On 3/14/22 5:38 PM, Jason Gunthorpe wrote:
On Mon, Mar 14, 2022 at 03:44:34PM -0400, Matthew Rosato wrote:

diff --git a/drivers/vfio/vfio_iommu_type1.c b/drivers/vfio/vfio_iommu_type1.c
index 9394aa9444c1..0bec97077d61 100644
+++ b/drivers/vfio/vfio_iommu_type1.c
@@ -77,6 +77,7 @@ struct vfio_iommu {
bool nesting;
bool dirty_page_tracking;
bool container_open;
+ bool kvm;
struct list_head emulated_iommu_groups;
};
@@ -2203,7 +2204,12 @@ static int vfio_iommu_type1_attach_group(void *iommu_data,
goto out_free_group;
ret = -EIO;
- domain->domain = iommu_domain_alloc(bus);
+
+ if (iommu->kvm)
+ domain->domain = iommu_domain_alloc_type(bus, IOMMU_DOMAIN_KVM);
+ else
+ domain->domain = iommu_domain_alloc(bus);
+
if (!domain->domain)
goto out_free_domain;
@@ -2552,6 +2558,9 @@ static void *vfio_iommu_type1_open(unsigned long arg)
case VFIO_TYPE1v2_IOMMU:
iommu->v2 = true;
break;
+ case VFIO_KVM_IOMMU:
+ iommu->kvm = true;
+ break;

Same remark for this - but more - this is called KVM but it doesn't
accept a kvm FD or any thing else to link the domain to the KVM
in-use.

Right... The name is poor, but with the current design the KVM association comes shortly after.
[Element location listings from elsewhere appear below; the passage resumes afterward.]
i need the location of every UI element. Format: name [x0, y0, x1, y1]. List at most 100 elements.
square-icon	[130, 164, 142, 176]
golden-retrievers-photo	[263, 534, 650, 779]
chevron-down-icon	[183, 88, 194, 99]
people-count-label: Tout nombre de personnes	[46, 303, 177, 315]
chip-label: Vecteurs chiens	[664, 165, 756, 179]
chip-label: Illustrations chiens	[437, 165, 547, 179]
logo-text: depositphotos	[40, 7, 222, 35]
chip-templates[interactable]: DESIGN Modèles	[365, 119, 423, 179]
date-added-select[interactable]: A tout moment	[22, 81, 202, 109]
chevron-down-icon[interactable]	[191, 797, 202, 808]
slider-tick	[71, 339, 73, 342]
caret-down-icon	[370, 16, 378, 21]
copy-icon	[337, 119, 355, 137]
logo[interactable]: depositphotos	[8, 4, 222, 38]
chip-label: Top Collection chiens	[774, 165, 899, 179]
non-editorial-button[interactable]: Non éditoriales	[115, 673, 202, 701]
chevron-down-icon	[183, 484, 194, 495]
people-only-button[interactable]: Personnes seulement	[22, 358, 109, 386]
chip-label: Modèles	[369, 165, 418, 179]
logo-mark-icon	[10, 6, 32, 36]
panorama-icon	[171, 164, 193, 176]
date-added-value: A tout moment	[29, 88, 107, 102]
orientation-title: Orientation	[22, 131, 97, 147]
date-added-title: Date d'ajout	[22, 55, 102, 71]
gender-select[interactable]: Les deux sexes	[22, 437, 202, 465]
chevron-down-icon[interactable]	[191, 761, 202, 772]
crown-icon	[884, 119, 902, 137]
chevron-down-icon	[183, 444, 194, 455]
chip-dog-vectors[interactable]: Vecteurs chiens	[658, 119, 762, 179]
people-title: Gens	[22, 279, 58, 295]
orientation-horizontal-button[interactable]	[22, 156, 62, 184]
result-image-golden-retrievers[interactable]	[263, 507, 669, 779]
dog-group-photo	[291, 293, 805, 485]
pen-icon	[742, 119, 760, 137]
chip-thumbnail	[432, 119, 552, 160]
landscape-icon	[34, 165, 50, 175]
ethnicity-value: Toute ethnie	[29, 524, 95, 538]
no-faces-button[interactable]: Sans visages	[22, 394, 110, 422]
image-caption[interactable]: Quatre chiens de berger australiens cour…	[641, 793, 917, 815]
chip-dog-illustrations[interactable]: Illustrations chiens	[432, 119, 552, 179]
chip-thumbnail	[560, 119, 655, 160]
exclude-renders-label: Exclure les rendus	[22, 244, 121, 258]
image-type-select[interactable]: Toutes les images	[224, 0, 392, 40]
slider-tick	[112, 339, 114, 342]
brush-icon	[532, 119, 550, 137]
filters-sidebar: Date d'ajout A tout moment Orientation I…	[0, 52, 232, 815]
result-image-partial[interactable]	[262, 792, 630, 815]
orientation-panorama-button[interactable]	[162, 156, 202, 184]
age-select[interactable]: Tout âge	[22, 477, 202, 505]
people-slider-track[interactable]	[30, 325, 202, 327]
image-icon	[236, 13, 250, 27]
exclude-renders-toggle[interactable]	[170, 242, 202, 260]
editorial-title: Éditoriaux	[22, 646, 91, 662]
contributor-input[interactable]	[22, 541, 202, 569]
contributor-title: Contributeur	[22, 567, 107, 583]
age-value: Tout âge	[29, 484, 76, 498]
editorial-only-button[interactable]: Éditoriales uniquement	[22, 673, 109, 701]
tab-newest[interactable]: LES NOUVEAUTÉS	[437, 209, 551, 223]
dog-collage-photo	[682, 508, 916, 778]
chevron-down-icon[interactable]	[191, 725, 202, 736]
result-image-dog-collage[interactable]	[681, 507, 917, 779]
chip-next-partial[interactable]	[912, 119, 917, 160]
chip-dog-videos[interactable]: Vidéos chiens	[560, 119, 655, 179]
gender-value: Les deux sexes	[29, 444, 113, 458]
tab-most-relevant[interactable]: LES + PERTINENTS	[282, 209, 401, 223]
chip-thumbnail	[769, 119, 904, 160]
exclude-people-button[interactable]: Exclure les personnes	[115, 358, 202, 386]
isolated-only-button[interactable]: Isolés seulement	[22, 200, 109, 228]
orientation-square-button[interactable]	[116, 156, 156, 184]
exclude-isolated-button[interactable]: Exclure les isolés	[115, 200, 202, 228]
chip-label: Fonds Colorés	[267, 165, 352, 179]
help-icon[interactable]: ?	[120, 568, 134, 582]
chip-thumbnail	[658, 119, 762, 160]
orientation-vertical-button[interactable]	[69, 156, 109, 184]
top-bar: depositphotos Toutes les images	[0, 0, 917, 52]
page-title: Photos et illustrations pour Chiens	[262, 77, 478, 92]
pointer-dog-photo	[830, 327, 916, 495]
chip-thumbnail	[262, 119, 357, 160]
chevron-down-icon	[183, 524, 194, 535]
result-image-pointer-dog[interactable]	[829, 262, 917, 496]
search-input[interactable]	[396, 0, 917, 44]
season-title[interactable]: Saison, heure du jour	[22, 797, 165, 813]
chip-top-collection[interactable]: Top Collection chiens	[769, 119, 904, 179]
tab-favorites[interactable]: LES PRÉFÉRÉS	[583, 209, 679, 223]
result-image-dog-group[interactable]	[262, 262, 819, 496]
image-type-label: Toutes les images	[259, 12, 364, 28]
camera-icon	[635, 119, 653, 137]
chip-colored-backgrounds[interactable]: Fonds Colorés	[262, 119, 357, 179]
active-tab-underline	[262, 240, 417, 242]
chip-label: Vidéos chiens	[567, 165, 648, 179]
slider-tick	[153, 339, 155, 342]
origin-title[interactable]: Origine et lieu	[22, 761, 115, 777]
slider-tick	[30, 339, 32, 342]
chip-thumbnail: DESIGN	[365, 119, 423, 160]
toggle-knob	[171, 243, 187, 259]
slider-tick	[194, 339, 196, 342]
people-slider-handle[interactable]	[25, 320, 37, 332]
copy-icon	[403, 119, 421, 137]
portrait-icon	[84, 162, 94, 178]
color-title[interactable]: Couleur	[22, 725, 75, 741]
To summarize, with this series, the following relevant steps occur:

1) VFIO_SET_IOMMU: Indicate we wish to use the alternate IOMMU domain
-> At this point, the IOMMU will reject any maps (no KVM, no guest table anchor)
2) KVM ioctl "start":
-> Register the KVM with the IOMMU domain
-> At this point, IOMMU will still reject any maps (no guest table anchor)
3) KVM ioctl "register ioat"
-> Register the guest DMA table head with the IOMMU domain
-> now IOMMU maps are allowed

The rationale for splitting steps 1 and 2 are that VFIO_SET_IOMMU doesn't have a mechanism for specifying more than the type as an arg, no? Otherwise yes, you could specify a kvm fd at this point and it would have some other advantages (e.g. skip notifier). But we still can't use the IOMMU for mapping until step 3.

The rationale for splitting steps 2 and 3 are twofold: 1) during init, we simply don't know where the guest anchor will be when we allocate the domain and 2) because the guest can technically clear and re-initialize their DMA space during the life of the guest, moving the location of the table anchor. We would receive another ioctl operation to unregister the guest table anchor and again reject any map operation until a new table location is provided.